Typical use in practice:
· Apply ~10 sprays of Magnesium Oil or Magnesium Oil Plus- for additional botanical benefits, to the calf muscles before bedtime
· Massage gently into the skin
· Monitor outcomes using tools such as VAS (Visual Analogue Scale) for pain and cramp intensity.
For professionals working with high- performing bodies, muscle cramps should be assessed within a broader neuromuscular context.
Key considerations:
· Evaluate training load and fatigue patterns
· Assess hydration and electrolyte status
· Consider neural tension and motor control factors
· Integrate recovery strategies, including stretching, soft tissue work, and relaxation techniques.
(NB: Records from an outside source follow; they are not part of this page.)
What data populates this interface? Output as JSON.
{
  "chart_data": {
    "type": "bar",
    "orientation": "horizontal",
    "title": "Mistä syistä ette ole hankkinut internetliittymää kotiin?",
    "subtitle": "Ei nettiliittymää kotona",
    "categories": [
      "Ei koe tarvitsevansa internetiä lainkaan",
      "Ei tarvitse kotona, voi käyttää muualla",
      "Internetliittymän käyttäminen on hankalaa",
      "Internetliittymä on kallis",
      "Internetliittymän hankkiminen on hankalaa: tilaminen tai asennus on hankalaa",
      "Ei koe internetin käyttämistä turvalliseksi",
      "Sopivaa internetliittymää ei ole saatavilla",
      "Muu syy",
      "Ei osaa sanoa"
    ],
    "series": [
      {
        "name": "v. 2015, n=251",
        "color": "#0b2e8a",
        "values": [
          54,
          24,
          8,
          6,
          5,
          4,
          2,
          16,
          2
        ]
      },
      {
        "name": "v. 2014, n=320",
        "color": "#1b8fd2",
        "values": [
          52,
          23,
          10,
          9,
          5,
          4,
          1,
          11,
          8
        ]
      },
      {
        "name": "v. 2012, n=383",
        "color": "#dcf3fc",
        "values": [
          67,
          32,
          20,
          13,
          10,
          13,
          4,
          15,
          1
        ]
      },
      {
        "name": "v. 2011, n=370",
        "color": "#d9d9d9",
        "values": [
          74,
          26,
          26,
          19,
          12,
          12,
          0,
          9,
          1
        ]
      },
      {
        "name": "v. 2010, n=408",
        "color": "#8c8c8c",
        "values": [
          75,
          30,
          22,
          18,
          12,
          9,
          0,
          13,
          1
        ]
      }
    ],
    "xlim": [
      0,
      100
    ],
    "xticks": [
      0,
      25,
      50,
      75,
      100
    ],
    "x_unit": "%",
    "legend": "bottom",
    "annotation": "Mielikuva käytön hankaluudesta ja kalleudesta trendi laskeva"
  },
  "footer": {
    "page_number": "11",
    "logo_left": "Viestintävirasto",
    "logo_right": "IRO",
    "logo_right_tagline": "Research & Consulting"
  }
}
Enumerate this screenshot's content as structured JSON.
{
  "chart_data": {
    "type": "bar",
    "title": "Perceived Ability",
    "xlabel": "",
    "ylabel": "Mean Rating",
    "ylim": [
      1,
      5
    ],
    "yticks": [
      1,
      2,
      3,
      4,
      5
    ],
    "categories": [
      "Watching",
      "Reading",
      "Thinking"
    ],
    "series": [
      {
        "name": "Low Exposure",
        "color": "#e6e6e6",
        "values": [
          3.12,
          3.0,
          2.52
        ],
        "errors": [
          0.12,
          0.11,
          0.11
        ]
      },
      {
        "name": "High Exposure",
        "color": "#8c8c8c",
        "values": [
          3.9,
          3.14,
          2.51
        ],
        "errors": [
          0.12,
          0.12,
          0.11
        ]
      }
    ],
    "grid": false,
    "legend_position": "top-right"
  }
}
Magnesium- particularly in topical form- can be used as a supportive tool to reach the treatment goals.
Muscle cramps, especially nocturnal leg cramps, are a widespread and often disruptive condition. While the exact causes vary, the role of neuromuscular regulation is increasingly recognized.
Magnesium remains a promising option for supporting muscle relaxation, even though research- particularly on topical forms- is still evolving. For practitioners and active individuals alike, combining evidence-based strategies with practical tools like magnesium spray may offer the most effective approach to managing cramps.